Critican exclusión Sida de Plan Básico Salud

Por ALTAGRACIA ORTIZ
La violencia sexual y el SIDA toman cada vez más auge en el país, mientras la epidemia se va haciendo cada vez más femenina, aseguró ayer la directora de Development Conections, una organización internacional que trabaja con mujeres víctimas de violencia y VIH. Se estima que las cifras de mujeres víctimas de violencia y SIDA están entre un 22 a un 30 por ciento.

Asimismo, las organizaciones que trabajan con mujeres consideraron una inequidad la exclusión del Plan Básico de Salud (PBS) de problemas tan graves como las mujeres víctimas de violencia y SIDA.

Entre las organizaciones que ayer analizaron el SIDA en la población femenina están el Consejo Presidencial del SIDA (COPRESIDA), la Alianza Nacional de Género y la Colectiva Mujer y Salud.

“El VIH ha vivido un proceso de feminización y ese avance está asociado a la violencia sexual, un problema cuya prevalencia es cada vez mayor en la región del Caribe”, sostuvo Luciano, quien participó en un taller para empoderar a las mujeres en torno a la protección que ameritan en cuanto al tema.

Tanto Luciano como otras exponentes en el taller convinieron en que la violencia sexual constituye un importante factor de riesgo frente a la infección del VIH/SIDA, por lo que sugirieron al Estado que adopte políticas de protección a las mujeres víctimas de la violencia.

Del 22 al 30 por ciento de mujeres en América Latina son víctima de violencia sexual que han vivido en la niñez y durante su madurez. Como se trata de violencia sexual, sostuvo, no se puede negociar protección, pero vale decir, que las laceraciones dentro del tracto vaginal ponen en mayor peligro la salud de las mujeres.

Luciano aseguró que las mujeres que viven violencia sexual tienen un problema mayor, porque no pueden solicitar al compañero que se protejan con el uso de preservativos.

“Los hombres que tienen una relación violenta con su pareja, también tienen una mayor cantidad de relaciones con parejas diversas, lo que hace que el peligro sanitario sea mayor”, señaló.
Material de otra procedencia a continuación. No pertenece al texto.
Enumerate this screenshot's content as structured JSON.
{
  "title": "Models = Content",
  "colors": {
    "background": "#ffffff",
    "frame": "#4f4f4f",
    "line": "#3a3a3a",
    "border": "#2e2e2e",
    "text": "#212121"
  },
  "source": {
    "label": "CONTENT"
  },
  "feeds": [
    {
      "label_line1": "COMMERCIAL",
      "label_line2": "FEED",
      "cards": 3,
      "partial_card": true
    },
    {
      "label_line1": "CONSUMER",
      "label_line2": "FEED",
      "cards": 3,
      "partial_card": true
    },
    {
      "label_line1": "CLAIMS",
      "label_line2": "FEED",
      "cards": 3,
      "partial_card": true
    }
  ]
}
Asimismo, los estudios han demostrado que las mujeres embarazadas que se sospecha son víctimas de violencia rehúsan por lo general realizarse estudios. La violencia sexual no sólo incrementa la vulnerabilidad indirecta, sino también la directa, porque las que viven en violencia tienen menos probabilidades de ir a los centros de salud en busca de servicios.

La alta prevalencia de VIH preocupa a los salubristas, sobre todo porque las mujeres están cada vez más desprotegidas en el marco de un sistema de salud que se hace cada vez más excluyente.

En torno al tema del VIH/SIDA y la alianza nacional de género habló la licenciada Betania Betances, de la institución Margaret Sanger. En lo concerniente al marco jurídico, el tema fue tratado por Alina Ramírez, mientras Hill Gay trató habló sobre los principios del enfoque de empoderamiento aplicado al SIDA/VIH en esa población. Las organizaciones que trabajan la problemática SIDA que están vinculadas a la lucha de las mujeres conocieron las experiencias de otros países en donde se han puesto en marcha algunas alternativas para evitar que la epidemia se siga feminizando. El esfuerzo está dirigido a que tanto el SIDA como la violencia sean asumidos como un solo tema y que el Estado asuma políticas dirigidas a su control y a que las afectadas reciban servicios más completos.